Justin diligently saved all his money during his work in the fiber-optic industry, so when the time was right, he was able to buy a combine and build a grain trailer. The rest, as they say, is history.
Justin will be the first to admit, although he loves the lifestyle of a customer harvester, it hasn’t always been an easy one, especially those first few years. Custom harvesting is just another piece in the ever complex U.S. ag economy, and just like any other area of the industry, Justin has experienced years in the business where things were tight.
The life of a custom harvester is entirely dependent on crop conditions and the weather. Jobs may be lined up, but just as easily deflated due to circumstances beyond anyone’s control. Years in the business have taught Justin to improvise and simply go with the flow.
A-Team Harvesting is made up mainly of family and close friends to the Ashmores. Justin is very proud to say his three children – Colton, 17, Cora, 11, and Coda, 8 – are all integral parts of the operation. Colton operates a combine, Cora is a fearless grain cart driver and Coda is on hand to help shuffle equipment, putter around the campers and she is always down for road trips with dad when a last minute parts run is required.
“I grew up on the back of a combine and now my kids are doing the same thing. We make them grow up fast,” he said.
The A-Team’s southern run begins in southwest Oklahoma, usually around Memorial Day weekend. While there, crops like wheat, barley, rye and canola are mainly what they harvest. As the operation moves north, they still harvest small grains, but they also harvest a lot of pulses, especially in Montana and the Dakotas.

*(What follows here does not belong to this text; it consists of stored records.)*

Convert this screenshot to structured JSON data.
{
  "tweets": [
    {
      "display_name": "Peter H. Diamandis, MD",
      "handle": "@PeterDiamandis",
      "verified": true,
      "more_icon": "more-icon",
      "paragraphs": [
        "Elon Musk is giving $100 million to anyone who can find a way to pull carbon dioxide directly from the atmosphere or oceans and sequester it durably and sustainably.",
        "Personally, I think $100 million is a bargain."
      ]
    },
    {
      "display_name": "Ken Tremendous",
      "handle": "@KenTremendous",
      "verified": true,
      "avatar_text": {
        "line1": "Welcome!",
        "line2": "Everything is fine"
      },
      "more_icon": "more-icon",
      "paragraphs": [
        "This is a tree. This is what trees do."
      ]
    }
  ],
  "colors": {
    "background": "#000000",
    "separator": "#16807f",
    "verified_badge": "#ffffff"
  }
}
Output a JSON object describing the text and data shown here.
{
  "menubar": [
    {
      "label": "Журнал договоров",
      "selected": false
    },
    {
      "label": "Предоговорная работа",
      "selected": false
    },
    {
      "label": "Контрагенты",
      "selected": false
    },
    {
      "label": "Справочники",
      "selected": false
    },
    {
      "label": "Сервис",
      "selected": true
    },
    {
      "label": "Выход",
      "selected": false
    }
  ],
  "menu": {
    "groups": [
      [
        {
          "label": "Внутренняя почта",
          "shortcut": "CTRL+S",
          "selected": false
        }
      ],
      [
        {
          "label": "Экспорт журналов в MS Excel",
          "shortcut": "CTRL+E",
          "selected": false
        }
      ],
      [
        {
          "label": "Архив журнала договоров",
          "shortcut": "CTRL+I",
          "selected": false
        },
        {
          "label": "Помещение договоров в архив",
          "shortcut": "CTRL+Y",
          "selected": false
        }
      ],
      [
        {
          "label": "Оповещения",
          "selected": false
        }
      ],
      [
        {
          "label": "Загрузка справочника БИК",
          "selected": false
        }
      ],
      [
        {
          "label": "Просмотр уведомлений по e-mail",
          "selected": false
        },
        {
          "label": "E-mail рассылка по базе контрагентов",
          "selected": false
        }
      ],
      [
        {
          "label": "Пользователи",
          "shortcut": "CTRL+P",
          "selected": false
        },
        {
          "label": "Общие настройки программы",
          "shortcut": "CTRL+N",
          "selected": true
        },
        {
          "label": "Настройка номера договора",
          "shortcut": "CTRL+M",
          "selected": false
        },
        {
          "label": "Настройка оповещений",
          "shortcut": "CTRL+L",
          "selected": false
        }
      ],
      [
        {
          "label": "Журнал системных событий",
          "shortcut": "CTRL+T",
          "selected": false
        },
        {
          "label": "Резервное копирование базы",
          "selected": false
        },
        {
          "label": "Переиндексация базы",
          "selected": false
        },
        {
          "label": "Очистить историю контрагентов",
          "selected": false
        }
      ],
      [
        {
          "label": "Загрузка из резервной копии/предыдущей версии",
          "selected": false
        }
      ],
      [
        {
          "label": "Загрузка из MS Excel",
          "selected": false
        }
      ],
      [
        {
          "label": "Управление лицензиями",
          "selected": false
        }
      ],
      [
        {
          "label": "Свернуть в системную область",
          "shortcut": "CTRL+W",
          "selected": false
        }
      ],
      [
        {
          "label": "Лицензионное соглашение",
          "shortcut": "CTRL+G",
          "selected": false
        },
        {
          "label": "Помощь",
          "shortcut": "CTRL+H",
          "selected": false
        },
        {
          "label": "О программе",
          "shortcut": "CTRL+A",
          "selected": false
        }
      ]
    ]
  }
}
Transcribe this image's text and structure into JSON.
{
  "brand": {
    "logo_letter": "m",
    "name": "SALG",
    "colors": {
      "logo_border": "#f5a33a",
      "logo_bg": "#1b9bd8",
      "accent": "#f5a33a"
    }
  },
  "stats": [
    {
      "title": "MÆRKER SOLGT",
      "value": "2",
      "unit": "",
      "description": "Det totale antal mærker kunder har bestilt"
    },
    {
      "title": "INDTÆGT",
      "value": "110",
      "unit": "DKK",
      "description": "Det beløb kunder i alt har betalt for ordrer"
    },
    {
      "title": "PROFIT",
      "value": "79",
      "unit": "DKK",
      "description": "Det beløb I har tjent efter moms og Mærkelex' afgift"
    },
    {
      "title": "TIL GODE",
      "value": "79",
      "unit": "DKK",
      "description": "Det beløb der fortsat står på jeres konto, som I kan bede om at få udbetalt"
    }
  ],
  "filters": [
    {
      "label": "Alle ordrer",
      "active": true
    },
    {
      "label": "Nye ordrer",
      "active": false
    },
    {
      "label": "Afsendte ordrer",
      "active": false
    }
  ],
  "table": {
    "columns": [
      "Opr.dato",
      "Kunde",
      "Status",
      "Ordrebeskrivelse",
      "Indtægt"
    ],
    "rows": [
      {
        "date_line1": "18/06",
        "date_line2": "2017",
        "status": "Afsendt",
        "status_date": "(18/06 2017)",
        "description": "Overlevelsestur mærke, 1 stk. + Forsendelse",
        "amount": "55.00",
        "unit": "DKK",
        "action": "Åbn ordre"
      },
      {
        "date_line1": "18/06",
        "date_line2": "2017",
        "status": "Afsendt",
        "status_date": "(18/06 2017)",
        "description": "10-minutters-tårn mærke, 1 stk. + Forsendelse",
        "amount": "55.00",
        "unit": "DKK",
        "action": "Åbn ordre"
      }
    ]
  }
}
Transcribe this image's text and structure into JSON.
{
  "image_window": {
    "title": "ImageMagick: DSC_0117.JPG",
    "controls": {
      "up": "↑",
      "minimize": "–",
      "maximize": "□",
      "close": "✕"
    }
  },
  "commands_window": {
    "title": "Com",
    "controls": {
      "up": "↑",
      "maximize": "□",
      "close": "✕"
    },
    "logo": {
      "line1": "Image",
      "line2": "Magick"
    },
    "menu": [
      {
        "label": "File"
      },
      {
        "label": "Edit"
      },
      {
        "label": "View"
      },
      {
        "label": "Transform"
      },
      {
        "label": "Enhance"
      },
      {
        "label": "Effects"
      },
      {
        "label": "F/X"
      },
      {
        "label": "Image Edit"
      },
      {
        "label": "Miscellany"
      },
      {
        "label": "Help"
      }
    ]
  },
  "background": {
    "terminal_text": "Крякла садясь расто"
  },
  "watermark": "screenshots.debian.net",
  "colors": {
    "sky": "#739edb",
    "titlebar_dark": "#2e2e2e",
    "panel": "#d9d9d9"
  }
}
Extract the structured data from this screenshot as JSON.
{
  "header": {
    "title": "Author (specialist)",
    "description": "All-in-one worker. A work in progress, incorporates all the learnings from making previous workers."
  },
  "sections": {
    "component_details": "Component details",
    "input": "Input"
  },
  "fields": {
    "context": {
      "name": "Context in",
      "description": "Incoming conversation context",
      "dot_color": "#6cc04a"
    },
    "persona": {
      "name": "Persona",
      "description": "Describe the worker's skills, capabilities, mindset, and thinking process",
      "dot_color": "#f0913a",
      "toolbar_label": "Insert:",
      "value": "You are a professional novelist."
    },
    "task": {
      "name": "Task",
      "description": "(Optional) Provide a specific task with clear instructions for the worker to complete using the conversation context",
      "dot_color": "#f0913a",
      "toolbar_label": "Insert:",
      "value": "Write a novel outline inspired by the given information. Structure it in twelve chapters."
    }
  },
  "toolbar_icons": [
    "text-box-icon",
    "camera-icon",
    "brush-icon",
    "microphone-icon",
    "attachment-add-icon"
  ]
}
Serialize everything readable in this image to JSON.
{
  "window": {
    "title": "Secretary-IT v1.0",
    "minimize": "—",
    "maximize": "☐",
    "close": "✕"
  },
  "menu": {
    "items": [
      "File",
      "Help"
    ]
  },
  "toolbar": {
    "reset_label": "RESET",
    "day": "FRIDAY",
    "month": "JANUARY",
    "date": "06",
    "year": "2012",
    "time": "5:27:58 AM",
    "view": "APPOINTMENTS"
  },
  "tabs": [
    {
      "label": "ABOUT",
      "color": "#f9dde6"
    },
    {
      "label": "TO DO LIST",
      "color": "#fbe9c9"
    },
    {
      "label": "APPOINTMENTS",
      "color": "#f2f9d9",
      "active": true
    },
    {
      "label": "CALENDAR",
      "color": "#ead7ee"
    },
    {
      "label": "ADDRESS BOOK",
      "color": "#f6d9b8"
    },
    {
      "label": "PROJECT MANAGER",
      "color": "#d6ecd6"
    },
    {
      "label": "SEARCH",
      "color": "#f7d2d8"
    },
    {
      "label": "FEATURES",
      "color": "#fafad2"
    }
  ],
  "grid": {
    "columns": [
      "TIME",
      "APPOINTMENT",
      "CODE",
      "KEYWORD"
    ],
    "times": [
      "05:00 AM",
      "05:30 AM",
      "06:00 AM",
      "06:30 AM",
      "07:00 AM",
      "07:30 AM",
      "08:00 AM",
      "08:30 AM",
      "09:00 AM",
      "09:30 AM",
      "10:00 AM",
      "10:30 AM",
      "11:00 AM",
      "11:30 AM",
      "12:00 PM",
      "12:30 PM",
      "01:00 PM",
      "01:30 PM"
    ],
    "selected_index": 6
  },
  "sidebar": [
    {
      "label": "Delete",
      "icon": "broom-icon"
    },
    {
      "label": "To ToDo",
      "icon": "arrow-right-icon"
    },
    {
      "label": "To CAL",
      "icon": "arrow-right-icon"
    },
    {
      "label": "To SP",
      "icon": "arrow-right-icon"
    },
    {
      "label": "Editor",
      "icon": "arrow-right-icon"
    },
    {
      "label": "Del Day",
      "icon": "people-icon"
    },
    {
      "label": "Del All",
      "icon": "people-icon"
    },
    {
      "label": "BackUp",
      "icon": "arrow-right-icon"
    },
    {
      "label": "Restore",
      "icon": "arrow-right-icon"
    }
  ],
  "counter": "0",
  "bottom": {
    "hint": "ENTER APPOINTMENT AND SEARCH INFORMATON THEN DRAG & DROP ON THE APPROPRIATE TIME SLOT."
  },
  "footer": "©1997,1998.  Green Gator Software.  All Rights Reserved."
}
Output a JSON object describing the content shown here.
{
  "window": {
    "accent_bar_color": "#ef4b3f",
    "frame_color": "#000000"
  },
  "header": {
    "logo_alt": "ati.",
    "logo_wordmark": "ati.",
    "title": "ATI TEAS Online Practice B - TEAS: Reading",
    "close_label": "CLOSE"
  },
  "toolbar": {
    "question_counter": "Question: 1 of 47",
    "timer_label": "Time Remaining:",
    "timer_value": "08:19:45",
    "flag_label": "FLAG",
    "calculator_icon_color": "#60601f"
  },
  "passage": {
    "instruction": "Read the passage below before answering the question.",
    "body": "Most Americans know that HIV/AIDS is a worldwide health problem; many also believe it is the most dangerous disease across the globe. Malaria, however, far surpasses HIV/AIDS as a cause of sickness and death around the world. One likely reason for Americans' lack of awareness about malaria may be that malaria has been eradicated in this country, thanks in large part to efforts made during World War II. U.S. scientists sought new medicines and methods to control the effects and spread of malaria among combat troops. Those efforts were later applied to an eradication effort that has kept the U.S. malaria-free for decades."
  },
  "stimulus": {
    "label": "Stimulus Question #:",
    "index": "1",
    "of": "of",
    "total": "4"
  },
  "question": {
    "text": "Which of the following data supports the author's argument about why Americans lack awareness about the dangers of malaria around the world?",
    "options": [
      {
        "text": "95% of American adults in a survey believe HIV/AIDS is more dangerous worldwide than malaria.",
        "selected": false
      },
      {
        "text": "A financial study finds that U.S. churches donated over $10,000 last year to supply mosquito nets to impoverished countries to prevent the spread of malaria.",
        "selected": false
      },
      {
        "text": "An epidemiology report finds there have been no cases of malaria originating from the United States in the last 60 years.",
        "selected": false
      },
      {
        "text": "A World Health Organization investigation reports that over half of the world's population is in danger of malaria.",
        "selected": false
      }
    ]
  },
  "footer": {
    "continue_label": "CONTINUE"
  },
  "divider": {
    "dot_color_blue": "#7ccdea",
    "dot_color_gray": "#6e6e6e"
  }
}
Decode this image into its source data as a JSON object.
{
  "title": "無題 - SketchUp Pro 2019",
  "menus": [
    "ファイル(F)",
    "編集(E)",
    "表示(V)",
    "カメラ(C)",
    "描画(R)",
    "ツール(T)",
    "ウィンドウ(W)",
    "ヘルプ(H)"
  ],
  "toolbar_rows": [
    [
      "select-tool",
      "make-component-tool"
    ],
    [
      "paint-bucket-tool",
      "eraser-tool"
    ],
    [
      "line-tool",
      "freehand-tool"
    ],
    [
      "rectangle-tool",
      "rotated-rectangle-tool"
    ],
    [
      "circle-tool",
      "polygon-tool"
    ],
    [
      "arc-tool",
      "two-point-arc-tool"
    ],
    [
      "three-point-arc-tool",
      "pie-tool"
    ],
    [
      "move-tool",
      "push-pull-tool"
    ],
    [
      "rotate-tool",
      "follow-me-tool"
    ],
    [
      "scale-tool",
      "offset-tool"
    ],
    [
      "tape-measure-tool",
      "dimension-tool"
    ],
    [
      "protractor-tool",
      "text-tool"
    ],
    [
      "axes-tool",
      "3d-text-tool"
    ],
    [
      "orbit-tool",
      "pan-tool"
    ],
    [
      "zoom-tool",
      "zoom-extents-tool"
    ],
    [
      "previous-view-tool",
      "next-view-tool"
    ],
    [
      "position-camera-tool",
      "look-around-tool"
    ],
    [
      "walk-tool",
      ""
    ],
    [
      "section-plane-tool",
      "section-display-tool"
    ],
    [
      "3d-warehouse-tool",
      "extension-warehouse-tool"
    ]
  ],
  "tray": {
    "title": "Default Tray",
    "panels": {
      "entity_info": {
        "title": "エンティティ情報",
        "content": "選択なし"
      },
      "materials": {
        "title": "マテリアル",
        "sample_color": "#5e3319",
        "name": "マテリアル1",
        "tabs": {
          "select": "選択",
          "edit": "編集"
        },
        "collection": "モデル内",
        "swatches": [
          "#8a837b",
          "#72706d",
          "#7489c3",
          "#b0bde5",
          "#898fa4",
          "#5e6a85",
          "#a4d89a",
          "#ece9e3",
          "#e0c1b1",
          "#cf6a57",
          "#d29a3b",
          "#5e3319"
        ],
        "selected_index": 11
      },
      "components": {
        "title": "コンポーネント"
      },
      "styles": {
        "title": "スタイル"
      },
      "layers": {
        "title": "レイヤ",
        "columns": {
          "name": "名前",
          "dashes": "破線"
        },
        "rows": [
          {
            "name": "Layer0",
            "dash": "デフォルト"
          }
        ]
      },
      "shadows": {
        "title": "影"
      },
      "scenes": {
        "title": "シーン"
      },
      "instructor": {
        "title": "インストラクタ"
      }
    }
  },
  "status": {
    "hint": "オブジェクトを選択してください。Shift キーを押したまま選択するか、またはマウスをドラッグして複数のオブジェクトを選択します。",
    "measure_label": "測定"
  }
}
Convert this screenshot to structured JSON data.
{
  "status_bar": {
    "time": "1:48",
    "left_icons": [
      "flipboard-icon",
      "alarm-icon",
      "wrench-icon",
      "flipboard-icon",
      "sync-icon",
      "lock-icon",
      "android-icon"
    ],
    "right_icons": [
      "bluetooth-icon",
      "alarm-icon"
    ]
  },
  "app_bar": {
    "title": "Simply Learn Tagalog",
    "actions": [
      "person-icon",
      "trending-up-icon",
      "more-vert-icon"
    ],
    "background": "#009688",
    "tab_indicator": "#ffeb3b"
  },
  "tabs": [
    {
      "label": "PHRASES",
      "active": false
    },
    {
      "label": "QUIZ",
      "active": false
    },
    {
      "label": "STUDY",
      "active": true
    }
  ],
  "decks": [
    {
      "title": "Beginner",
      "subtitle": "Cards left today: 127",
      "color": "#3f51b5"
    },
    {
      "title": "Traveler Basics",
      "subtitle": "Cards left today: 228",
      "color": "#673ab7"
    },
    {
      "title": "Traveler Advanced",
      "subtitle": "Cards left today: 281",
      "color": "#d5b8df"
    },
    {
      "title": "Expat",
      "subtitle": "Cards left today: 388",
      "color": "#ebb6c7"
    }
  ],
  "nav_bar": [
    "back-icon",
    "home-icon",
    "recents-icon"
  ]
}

After harvesting in Montana, A-Team winds their way back home to Kansas, processing fall crops like corn, sorghum, and soybeans along the way. The season usually comes to an end for them sometime around the end of November, but it isn’t uncommon for things to stretch out into the middle of December.
That is one long season, especially considering the harvest crew usually logs 14-18-hour days in the field, seven days a week.
“We work for farmers, so we expect what they expect,” Justin said about the long hours of work he and his crew put in.
Feeding the world is actually no small task and it takes many hands to transfer a crop from the field to the plate. Justin, his three children and the entire crew of A-Team Harvesting work hard to ensure they are doing their part to help fill the food chain. As of the middle of June, A-Team was harvesting winter wheat in May, Okla., but soon their trucks, combines and campers will be headed north, chasing those amber waves of grain.